DETAILED DESCRIPTION OF THE INVENTION

[0001]

BACKGROUND OF THE INVENTION 1. Field of the Invention The present invention relates to a microstructure display model used in, for example, a research field or an education field of chemistry or a material system, and a method of forming the microstructure display model.

[0002]

2. Description of the Related Art For example, in the field of research or education of chemistry or materials, a material design support system based on a molecular orbital method or a molecular mechanics method is used theoretically, and a simple substance, a compound, a Attempts have been made to construct the structure of substances such as liquids, liquids, solids, solutions, and amorphous materials and to theoretically elucidate them. The material design support system includes, for example, molecular / crystal modeling software based on the theory such as molecular orbital method and molecular mechanics method, molecular display software, simulation software based on molecular dynamics method and molecular Monte Carlo method, and molecular database. Etc.

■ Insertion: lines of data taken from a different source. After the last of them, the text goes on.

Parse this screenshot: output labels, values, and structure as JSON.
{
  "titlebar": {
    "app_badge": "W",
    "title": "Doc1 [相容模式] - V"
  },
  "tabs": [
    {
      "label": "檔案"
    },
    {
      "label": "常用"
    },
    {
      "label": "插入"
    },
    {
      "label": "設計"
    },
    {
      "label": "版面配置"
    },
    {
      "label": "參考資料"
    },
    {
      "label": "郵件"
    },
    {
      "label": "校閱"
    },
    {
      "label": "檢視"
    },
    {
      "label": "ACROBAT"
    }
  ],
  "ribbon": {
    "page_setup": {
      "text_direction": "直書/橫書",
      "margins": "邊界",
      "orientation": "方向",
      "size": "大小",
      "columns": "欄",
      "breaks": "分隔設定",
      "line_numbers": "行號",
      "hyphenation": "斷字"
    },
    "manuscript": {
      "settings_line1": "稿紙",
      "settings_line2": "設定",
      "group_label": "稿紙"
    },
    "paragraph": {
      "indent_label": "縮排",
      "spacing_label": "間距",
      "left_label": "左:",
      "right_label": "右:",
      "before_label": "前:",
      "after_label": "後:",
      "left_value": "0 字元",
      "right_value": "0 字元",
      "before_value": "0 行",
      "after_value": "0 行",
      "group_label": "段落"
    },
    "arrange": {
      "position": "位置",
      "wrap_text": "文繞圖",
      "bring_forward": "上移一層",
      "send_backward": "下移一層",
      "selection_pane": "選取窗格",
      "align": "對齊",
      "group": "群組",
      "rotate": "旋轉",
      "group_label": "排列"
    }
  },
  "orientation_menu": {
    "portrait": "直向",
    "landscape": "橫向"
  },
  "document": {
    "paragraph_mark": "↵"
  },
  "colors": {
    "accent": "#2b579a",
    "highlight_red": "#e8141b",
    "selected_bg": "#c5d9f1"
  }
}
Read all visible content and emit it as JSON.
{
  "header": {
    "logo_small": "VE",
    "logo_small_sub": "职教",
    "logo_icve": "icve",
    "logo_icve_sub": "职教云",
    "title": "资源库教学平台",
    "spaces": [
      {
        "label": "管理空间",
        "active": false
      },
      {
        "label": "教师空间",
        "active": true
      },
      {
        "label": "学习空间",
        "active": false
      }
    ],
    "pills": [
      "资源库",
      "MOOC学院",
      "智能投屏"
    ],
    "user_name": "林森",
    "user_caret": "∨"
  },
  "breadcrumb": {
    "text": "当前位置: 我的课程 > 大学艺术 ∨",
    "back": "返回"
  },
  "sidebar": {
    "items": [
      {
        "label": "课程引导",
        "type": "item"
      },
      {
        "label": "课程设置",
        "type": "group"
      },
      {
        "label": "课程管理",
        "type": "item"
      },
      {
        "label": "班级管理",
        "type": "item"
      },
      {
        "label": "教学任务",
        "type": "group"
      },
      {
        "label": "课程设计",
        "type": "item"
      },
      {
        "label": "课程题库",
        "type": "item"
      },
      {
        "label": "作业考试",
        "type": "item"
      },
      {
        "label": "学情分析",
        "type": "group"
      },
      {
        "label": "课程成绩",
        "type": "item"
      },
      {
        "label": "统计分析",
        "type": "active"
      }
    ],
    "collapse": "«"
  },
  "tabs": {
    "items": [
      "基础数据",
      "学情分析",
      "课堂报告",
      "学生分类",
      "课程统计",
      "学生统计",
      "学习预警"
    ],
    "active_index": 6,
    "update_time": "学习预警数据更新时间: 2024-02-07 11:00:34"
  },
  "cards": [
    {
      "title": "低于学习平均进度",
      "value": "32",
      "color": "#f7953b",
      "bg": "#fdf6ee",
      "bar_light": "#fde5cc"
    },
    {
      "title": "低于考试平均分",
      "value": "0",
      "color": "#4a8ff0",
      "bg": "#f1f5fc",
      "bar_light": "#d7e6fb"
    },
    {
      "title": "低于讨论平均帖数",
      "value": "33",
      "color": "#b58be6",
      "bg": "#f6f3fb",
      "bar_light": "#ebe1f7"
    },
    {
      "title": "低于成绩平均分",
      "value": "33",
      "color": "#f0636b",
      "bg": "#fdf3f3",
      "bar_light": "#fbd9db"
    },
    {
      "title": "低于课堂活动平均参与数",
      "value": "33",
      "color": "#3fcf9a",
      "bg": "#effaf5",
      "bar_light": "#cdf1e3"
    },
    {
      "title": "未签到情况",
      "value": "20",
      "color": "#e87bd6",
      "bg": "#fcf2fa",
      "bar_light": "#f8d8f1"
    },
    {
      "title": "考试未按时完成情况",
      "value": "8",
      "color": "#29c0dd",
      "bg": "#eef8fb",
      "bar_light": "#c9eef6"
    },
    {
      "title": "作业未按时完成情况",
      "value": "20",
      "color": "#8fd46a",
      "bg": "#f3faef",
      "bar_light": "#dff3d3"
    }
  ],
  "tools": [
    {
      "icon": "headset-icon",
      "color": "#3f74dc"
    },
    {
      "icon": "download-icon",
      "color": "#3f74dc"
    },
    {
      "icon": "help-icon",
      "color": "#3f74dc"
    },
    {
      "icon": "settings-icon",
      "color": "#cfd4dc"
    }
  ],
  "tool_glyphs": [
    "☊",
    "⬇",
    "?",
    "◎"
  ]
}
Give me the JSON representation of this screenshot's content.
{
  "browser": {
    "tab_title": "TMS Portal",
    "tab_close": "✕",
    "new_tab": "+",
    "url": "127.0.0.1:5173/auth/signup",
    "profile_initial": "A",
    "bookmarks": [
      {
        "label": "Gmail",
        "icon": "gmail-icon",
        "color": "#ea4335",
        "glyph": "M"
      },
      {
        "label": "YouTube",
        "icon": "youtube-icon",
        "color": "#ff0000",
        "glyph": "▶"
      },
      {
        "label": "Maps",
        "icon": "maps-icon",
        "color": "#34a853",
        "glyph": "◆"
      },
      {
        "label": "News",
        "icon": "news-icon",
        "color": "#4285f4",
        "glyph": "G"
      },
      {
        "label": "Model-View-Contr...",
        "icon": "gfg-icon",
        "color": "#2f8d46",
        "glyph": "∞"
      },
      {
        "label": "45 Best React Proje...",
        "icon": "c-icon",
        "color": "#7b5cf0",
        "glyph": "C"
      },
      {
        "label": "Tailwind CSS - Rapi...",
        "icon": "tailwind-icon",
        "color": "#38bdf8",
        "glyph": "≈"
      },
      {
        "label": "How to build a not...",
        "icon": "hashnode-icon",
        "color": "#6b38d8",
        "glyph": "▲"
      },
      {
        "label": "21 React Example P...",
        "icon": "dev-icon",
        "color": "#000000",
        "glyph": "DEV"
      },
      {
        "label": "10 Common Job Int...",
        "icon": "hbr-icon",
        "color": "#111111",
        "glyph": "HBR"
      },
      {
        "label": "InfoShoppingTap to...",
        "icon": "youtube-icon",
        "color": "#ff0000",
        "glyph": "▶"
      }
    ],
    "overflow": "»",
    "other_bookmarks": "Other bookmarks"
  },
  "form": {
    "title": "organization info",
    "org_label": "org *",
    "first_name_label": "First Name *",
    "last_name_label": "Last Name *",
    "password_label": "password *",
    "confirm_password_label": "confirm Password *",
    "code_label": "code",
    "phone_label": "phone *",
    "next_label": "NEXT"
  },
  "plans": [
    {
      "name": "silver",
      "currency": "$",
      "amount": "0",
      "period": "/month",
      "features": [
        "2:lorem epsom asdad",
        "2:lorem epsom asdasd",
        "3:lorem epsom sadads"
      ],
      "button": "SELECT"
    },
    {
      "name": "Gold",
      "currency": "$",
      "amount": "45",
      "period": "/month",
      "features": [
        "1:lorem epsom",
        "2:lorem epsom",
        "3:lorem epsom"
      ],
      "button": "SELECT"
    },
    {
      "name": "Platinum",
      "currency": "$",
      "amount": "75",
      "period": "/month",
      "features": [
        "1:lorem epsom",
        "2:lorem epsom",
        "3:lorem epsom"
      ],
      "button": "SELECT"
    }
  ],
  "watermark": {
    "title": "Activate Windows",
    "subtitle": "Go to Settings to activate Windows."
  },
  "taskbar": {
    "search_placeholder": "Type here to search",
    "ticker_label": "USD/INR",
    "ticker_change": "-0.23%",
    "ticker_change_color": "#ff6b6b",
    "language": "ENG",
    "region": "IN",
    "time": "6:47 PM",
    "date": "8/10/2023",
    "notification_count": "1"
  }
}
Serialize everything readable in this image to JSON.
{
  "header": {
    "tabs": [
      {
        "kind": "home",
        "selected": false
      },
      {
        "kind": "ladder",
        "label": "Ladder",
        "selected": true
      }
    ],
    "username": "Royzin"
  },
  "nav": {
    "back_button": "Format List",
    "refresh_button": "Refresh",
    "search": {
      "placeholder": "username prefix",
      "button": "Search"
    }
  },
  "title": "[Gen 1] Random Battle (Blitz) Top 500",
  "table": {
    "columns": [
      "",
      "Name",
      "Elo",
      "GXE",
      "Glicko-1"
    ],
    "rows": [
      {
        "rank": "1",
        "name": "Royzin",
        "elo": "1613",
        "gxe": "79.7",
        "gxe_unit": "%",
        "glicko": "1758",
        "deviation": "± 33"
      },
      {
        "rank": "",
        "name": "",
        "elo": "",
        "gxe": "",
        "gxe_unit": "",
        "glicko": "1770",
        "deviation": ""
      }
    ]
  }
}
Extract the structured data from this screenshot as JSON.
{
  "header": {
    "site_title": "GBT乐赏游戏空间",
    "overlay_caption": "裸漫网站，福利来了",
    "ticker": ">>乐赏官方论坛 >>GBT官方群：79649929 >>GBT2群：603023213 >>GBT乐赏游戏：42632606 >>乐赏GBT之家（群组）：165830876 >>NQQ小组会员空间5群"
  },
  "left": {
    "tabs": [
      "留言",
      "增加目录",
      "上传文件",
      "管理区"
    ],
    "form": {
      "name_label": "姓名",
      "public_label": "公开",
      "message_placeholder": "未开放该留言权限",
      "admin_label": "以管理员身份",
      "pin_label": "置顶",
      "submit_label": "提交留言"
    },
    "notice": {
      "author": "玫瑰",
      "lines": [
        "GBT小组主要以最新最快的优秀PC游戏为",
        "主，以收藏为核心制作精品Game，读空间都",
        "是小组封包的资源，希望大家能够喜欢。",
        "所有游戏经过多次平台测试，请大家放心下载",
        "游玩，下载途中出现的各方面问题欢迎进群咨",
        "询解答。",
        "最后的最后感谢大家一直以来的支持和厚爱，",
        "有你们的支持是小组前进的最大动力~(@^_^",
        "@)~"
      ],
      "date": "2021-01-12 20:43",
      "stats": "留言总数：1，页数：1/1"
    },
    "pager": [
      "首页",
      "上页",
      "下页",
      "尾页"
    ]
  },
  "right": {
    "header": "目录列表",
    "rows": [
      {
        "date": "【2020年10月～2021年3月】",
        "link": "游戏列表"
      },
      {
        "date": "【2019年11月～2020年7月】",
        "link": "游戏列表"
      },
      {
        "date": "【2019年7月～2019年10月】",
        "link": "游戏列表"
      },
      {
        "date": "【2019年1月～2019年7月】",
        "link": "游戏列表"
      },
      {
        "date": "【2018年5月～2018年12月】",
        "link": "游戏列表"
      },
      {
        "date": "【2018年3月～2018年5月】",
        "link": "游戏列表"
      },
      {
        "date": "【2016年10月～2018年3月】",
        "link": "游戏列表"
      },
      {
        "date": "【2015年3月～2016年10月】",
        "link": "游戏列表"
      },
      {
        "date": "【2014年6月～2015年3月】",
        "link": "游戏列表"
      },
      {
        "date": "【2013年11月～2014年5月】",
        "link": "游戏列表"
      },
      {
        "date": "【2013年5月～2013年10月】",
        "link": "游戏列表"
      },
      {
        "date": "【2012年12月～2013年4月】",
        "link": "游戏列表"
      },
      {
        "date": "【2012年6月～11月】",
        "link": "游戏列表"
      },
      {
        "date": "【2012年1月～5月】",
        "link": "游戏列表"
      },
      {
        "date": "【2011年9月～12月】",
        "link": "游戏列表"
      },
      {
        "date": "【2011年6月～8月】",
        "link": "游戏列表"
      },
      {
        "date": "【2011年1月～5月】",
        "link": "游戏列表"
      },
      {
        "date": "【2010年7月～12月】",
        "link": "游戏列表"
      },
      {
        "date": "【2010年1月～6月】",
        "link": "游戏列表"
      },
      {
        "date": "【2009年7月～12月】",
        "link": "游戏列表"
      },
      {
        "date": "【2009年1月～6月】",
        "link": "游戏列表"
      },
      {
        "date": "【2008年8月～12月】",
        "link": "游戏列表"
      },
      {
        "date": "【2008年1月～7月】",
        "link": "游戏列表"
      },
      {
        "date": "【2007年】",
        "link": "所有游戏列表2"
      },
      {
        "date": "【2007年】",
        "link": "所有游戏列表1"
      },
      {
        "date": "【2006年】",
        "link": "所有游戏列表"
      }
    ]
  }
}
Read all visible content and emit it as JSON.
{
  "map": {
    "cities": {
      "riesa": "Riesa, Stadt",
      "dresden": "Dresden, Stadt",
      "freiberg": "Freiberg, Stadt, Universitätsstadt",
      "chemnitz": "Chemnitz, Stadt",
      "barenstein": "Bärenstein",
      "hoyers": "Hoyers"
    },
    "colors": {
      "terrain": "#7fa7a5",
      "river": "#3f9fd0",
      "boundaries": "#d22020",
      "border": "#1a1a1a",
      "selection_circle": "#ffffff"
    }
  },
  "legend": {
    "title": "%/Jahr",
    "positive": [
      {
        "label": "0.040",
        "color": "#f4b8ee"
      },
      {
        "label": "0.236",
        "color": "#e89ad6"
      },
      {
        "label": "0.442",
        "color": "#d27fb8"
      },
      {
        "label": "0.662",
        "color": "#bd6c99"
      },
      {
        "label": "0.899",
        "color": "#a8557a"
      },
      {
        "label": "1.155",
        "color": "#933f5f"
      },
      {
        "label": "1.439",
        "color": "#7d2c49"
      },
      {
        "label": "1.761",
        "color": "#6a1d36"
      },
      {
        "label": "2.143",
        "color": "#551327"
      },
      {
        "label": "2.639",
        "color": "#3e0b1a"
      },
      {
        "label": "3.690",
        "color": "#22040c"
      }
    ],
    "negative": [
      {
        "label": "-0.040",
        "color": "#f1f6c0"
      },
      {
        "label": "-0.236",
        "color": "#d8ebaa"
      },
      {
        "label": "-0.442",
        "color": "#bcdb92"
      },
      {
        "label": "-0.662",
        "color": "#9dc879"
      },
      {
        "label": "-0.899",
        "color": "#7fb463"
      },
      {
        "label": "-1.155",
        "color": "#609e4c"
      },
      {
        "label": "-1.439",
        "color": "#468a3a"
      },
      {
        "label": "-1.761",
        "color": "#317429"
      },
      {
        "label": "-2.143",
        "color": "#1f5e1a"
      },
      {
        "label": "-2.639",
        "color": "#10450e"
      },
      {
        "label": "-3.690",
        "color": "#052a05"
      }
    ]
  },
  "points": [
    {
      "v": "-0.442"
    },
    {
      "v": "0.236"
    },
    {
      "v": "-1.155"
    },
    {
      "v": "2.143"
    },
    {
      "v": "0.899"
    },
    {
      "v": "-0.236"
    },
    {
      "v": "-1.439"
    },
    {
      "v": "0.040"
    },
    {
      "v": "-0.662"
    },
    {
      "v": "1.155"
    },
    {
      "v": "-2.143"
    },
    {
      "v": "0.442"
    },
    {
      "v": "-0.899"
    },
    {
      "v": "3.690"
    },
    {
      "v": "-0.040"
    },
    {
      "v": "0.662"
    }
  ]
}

When elucidating the structure of a substance, particularly the microstructure such as the structure of atoms and molecules, using the above-mentioned material design support system, a method for accurately expressing the shape and size of the atoms and molecules is used. Conventionally, such expression methods include replacing the spread of electrons and non-contact regions with other atoms and electrons with a sphere using a van der Waals radius, or inter-atomic A method has been adopted in which the distance is represented by a line or a bar, whereby the structure of the molecule is represented in three dimensions. For example, a molecular model such as a space filling model, a rod model, a ball-and-stick model, or a wire model has been conventionally employed as a method for expressing the shape and size of atoms and molecules. In addition to the method of expressing the structure of atoms and electrons by a material design support system based on the theory of the molecular orbital method and the molecular mechanics method, the latest microscopes (tunnel microscope (STM), scanning tunnel microscope (STM) , An atomic force microscope (AFM), etc.), the measurement data of the microstructure of the substance is transferred to a computer (to a display device connected to the computer main body) 3
There is also a method of reproducing the dimension.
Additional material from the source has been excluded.